Other Ways TNCs Are Electrifying
Transportation network companies have other hurdles to overcome, as California targets ridesharing services for increased environmental protection regulation. The California Public Utilities Commission (CPUC) reported that the TNCs it regulates are the fastest growing sector in the state’s commercial passenger vehicle fleets.
CPUC is asking companies to work with their drivers to adopt electric and zero-emission vehicles for their rideshare services by 2030. Some companies in the school transportation niche are still mapping out how that will take shape in their driver communities.
In August, TNC HopSkipDrive announced that it raised $25 million in investment funding from Energy Impact Partners, Keyframe Capital, FirstMark Capital, and 1776 Ventures. The company will use the funding for vehicle electrification projects and expansion into 30 new markets.
Among HopSkipDrive’s “CareDriver” vehicles, 19 percent are currently categorized as hybrid or electric powered. Over the next few years, the company reported that it will expand with transportation providers that offer electric vans and buses, as well as helping thousands of contracted CareDrivers transition to electric vehicles.
Kango first partnered in 2017 with vehicle manufacturer Stellantis (formerly Fiat Chrysler
Automobiles) to provide its eligible rideshare drivers with access to plug-in Pacifica hybrid
minivans.
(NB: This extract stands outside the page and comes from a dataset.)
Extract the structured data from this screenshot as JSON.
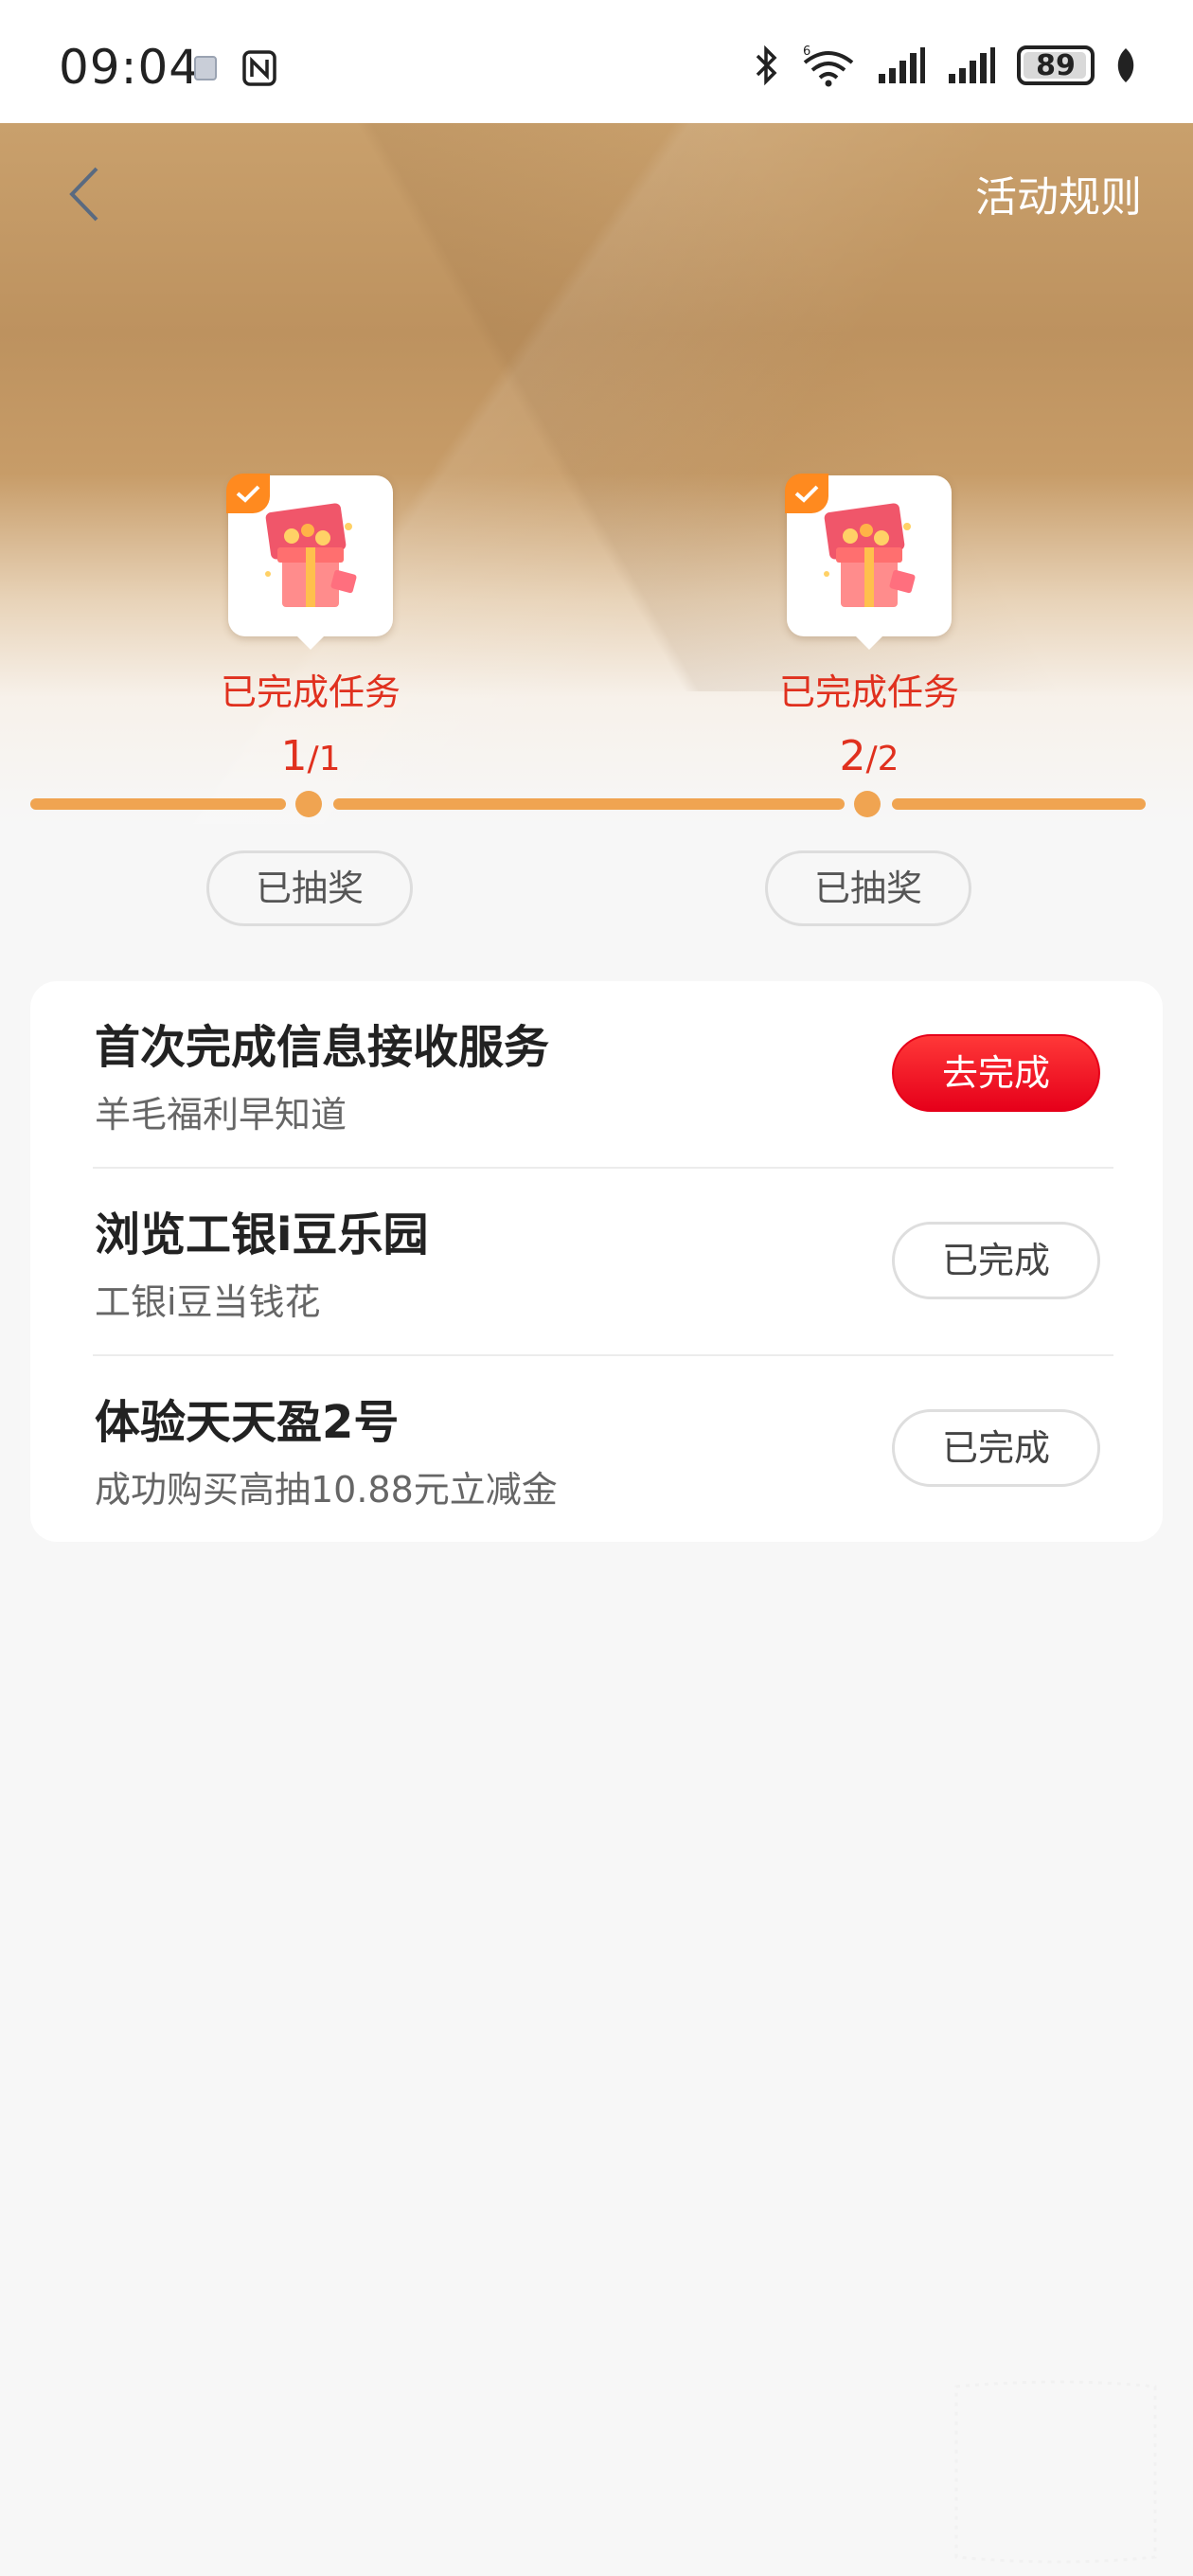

Now emerging from the pandemic, the company is evaluating what approach to fleet electrification makes the most sense for its business, drivers and the environment, Kango CEO Sara Schaer said.
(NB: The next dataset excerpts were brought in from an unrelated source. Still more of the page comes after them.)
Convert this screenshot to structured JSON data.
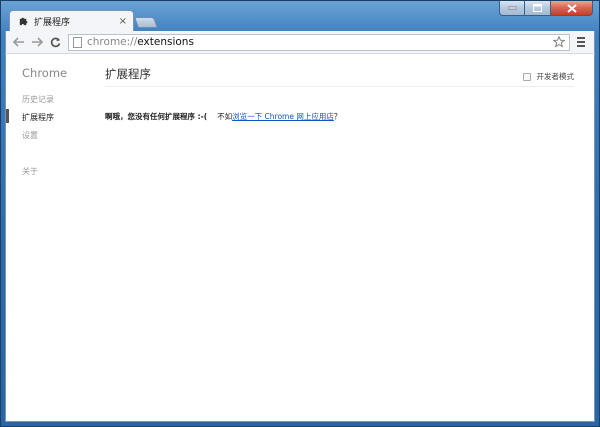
{
  "window": {
    "controls": [
      "minimize",
      "maximize",
      "close"
    ]
  },
  "tab": {
    "title": "扩展程序",
    "icon": "puzzle-piece-icon",
    "close_label": "×"
  },
  "toolbar": {
    "back_icon": "back-arrow-icon",
    "forward_icon": "forward-arrow-icon",
    "reload_icon": "reload-icon",
    "url_scheme": "chrome://",
    "url_host": "extensions",
    "star_icon": "star-icon",
    "menu_icon": "hamburger-menu-icon"
  },
  "sidebar": {
    "brand": "Chrome",
    "items": [
      {
        "label": "历史记录"
      },
      {
        "label": "扩展程序"
      },
      {
        "label": "设置"
      },
      {
        "label": "关于"
      }
    ],
    "selected_index": 1
  },
  "main": {
    "title": "扩展程序",
    "developer_mode_label": "开发者模式",
    "developer_mode_checked": false,
    "empty_message_bold": "啊哦，您没有任何扩展程序 :-(",
    "empty_message_prefix": "不如",
    "empty_message_link": "浏览一下 Chrome 网上应用店",
    "empty_message_suffix": "？"
  },
  "colors": {
    "link": "#1155cc",
    "frame": "#2c69ab"
  }
}
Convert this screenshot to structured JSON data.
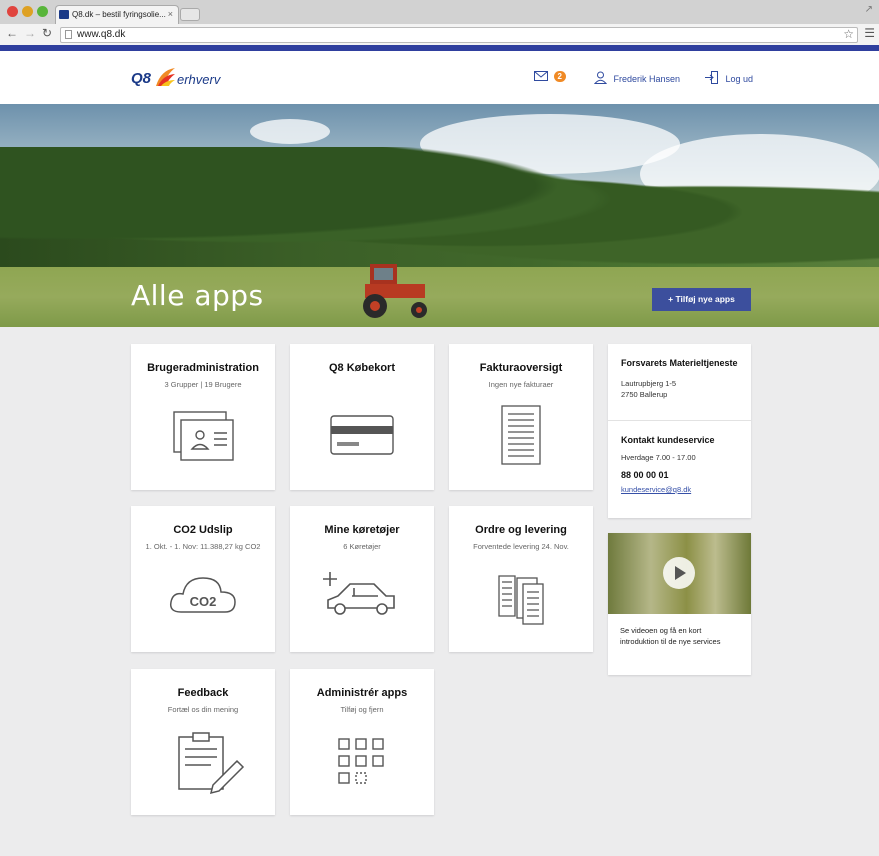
{
  "browser": {
    "tab_title": "Q8.dk – bestil fyringsolie...",
    "tab_close": "×",
    "url": "www.q8.dk"
  },
  "header": {
    "logo_text": "Q8",
    "logo_sub": "erhverv",
    "messages_count": "2",
    "user_name": "Frederik Hansen",
    "logout_label": "Log ud"
  },
  "hero": {
    "title": "Alle apps",
    "add_button": "+ Tilføj nye apps"
  },
  "apps": [
    {
      "title": "Brugeradministration",
      "subtitle": "3 Grupper | 19 Brugere",
      "icon": "id-card-icon"
    },
    {
      "title": "Q8 Købekort",
      "subtitle": "",
      "icon": "credit-card-icon"
    },
    {
      "title": "Fakturaoversigt",
      "subtitle": "Ingen nye fakturaer",
      "icon": "invoice-list-icon"
    },
    {
      "title": "CO2 Udslip",
      "subtitle": "1. Okt. - 1. Nov: 11.388,27 kg CO2",
      "icon": "co2-cloud-icon",
      "icon_text": "CO2"
    },
    {
      "title": "Mine køretøjer",
      "subtitle": "6 Køretøjer",
      "icon": "car-add-icon"
    },
    {
      "title": "Ordre og levering",
      "subtitle": "Forventede levering 24. Nov.",
      "icon": "order-documents-icon"
    },
    {
      "title": "Feedback",
      "subtitle": "Fortæl os din mening",
      "icon": "clipboard-pencil-icon"
    },
    {
      "title": "Administrér apps",
      "subtitle": "Tilføj og fjern",
      "icon": "app-grid-icon"
    }
  ],
  "company": {
    "name": "Forsvarets Materieltjeneste",
    "address1": "Lautrupbjerg 1-5",
    "address2": "2750 Ballerup"
  },
  "support": {
    "title": "Kontakt kundeservice",
    "hours": "Hverdage 7.00 - 17.00",
    "phone": "88 00 00 01",
    "email": "kundeservice@q8.dk"
  },
  "video": {
    "caption": "Se videoen og få en kort introduktion til de nye services"
  },
  "colors": {
    "brand_blue": "#2f3f9e",
    "badge_orange": "#f08a25",
    "background": "#ececed"
  }
}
ALC Schools is not classified as a TNC because it is not an on-demand service, so it is exempted from electrification requirements for rideshare, explained Megan Carey, the company’s chief development officer. Currently, hybrid vehicles are a small portion of the fleet available fleet to ALC. Yet Carey said the company continues to monitor the trend of electrifying fleets. Its national team manages regulations, requirements and guidelines as well as requests of district partners, she added.